Untuk menjaga eksistensi sebagai negara super power, para politisi Amerika selalu berpegang teguh pada doktrin ‘American first’ yang diupgrade oleh Donald Trump menjadi ‘American first policy’. Doktrin itu selalu dimodifikasi oleh setiap pemimpin Amerika melihat kepentingan politiknya, baik untuk kepentingan politik domestik maupun untuk politik luar negeri. Dengan doktrin itu setiap pemimpin Amerika selalu melakukan internasionalisme ekonomi dan politik. Yang sebenarnya mulai dikurangi oleh Donald Trump, meski faktanya ‘paman jambul’ itu tidak konsisten dan justru bersikap agresif terhadap beberapa negara seperti, Iran, Korea Utara yang dijuluki ‘poros setan’ dan Meksiko terkait imigran yang jumlahnya cukup signifikan.

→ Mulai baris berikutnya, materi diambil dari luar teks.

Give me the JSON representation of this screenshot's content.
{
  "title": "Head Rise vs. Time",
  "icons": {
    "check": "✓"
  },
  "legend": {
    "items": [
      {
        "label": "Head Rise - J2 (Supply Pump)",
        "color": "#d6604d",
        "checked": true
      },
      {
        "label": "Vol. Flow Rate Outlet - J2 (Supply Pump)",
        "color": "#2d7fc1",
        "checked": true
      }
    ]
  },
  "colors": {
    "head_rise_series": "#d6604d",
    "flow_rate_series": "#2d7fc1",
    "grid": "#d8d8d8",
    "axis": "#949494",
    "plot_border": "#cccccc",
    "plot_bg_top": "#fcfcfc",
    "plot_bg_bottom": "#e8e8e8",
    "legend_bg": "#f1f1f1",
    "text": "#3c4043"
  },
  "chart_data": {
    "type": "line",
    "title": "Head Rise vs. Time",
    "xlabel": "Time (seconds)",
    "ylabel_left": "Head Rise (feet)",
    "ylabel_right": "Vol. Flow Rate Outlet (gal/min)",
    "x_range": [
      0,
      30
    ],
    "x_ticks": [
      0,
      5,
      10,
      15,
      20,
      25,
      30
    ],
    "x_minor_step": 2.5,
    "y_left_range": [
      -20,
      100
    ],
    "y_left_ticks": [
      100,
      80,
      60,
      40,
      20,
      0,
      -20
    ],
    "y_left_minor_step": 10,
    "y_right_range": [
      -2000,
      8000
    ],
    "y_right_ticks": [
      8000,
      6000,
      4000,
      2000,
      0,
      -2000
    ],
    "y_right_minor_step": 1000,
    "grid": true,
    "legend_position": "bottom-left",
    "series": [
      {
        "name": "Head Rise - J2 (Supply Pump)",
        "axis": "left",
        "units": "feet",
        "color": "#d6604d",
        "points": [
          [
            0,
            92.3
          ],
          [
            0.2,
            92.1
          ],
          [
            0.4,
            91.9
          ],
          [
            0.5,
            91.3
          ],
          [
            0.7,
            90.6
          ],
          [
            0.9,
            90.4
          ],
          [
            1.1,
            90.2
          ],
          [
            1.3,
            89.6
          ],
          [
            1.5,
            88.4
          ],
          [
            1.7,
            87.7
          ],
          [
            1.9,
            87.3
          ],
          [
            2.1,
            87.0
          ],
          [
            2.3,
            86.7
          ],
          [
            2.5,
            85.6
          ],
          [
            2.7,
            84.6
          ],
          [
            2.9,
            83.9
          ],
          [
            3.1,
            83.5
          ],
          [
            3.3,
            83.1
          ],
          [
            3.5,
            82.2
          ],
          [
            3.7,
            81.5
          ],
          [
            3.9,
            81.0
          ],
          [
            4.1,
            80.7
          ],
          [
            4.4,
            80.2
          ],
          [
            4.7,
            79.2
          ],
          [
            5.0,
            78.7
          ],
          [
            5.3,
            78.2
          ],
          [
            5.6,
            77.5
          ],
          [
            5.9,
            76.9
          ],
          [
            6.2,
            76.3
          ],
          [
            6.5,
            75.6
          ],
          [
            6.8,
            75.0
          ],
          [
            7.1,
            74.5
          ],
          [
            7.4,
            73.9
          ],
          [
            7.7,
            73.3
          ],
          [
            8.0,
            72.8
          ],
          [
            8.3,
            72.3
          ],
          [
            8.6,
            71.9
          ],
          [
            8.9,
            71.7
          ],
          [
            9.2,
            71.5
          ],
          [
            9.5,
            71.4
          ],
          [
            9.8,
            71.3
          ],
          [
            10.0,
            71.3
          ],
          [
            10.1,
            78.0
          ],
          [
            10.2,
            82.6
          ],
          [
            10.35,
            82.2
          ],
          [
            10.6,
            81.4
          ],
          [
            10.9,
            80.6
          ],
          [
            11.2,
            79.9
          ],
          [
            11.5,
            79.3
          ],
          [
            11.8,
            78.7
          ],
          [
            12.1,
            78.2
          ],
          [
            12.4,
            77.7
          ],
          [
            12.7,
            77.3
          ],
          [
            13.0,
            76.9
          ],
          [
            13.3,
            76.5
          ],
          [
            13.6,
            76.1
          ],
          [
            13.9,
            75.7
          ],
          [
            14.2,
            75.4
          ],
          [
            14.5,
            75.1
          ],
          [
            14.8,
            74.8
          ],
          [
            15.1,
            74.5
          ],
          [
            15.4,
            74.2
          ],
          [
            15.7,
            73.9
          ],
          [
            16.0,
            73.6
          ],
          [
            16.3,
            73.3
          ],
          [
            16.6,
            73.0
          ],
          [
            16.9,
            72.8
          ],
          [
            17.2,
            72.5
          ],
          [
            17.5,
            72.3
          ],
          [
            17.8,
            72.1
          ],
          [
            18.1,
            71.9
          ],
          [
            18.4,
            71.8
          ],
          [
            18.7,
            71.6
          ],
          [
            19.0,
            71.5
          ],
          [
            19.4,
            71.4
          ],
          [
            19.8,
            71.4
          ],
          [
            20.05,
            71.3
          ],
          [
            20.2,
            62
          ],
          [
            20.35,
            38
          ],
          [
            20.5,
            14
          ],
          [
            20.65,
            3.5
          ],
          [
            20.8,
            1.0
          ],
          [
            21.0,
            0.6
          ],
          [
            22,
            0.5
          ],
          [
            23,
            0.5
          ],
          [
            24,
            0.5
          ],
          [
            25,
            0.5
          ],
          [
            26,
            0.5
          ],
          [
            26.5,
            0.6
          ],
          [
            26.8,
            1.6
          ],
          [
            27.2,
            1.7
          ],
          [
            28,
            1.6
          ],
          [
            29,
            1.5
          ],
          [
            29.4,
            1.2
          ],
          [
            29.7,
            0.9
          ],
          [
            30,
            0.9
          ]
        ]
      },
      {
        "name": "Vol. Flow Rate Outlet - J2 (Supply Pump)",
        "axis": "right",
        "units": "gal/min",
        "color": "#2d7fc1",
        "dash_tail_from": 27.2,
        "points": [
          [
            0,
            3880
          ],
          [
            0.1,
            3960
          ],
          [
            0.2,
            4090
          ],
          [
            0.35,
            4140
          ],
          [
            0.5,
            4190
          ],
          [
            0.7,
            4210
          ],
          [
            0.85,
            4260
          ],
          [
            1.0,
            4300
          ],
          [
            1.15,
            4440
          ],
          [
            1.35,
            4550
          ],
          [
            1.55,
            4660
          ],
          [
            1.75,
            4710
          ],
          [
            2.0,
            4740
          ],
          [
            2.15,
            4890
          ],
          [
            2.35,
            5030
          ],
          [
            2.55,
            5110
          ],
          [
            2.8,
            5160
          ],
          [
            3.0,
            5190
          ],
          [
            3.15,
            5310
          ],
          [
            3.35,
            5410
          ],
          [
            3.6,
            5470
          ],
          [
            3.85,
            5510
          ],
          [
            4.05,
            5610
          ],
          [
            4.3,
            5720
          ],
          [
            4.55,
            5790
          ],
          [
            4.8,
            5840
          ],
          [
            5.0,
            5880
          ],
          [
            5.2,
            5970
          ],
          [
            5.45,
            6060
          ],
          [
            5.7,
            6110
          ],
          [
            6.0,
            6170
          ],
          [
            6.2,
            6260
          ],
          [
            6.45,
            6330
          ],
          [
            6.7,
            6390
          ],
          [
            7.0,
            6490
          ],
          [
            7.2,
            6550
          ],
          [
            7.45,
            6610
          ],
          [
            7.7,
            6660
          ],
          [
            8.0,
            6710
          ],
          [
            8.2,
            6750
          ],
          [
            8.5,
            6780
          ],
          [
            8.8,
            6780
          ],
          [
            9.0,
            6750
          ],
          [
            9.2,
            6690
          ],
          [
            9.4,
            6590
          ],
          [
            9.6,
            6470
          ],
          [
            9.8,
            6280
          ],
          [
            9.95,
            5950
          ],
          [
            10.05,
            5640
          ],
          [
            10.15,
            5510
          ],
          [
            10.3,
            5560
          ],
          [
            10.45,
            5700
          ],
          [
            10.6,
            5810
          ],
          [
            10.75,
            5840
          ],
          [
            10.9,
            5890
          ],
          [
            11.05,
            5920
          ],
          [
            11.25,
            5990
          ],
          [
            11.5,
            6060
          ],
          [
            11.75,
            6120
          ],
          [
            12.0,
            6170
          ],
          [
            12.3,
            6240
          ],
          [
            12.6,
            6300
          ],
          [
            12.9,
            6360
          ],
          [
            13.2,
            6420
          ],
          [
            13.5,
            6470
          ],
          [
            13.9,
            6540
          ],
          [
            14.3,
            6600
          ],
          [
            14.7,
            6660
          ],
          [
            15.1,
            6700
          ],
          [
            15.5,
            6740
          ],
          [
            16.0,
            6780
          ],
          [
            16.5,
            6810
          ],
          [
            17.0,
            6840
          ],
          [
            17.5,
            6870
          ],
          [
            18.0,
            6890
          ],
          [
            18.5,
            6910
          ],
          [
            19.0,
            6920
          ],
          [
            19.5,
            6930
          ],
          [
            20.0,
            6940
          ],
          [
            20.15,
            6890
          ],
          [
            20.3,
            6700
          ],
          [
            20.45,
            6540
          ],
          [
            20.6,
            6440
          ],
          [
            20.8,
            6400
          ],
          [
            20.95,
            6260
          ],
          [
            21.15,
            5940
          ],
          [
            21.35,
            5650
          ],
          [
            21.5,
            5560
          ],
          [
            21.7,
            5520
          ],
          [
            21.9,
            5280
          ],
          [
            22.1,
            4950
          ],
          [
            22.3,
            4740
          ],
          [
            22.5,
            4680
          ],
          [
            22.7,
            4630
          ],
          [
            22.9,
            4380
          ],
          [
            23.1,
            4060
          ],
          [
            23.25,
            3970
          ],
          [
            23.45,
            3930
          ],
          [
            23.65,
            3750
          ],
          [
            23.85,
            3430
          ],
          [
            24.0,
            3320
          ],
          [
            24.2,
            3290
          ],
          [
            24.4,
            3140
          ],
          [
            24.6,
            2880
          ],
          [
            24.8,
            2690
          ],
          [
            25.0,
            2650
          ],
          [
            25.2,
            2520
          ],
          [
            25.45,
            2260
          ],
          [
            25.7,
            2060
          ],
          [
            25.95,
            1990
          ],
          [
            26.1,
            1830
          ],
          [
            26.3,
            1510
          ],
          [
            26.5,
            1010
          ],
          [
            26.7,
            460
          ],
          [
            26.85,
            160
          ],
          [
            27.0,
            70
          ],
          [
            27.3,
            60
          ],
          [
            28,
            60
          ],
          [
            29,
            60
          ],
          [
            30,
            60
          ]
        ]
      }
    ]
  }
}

Berangkat dari doktrin itulah Amerika selalu menjalankan politik luar negeri yang kepo dan tengil serta cenderung jahil. Amerika selalu menggunakan qonditionally (persyaratan) yang njlimet dalam menjalin kerja sama dengan negara lain menggunakan standar yang mereka inginkan sehingga cenderung mendikte. Standar umum yang dipakai adalah pelaksanaan HAM, ingat Indonesia sempat diembargo pembelian senjata dari AS karena mereka menilai ada pelanggaran HAM di Timor Timur terutama pasca terjadinya peristiwa Santa Cruz, Dilli.
Internasionalisme ekonomi dan politik Amerika itu memang bersumber dari kontitusi mereka. Interprestasi hukum internasional diterjemahkan dengan seenak udelnya. Meski komunitas dunia internasional telah memiliki norma-norma yang diakui bersama yakni Jus Cogan. Karena sesuai dengan konstitusi yang dimilikinya, Amerika menganut faham monisme primat hukum internasional yang artinya norma-norma hukum yang mereka miliki yang merupakan warisan dari Lord Denning serta William Black Stone itu menjadi norma hukum universal yang bisa diterapkan secara internasional.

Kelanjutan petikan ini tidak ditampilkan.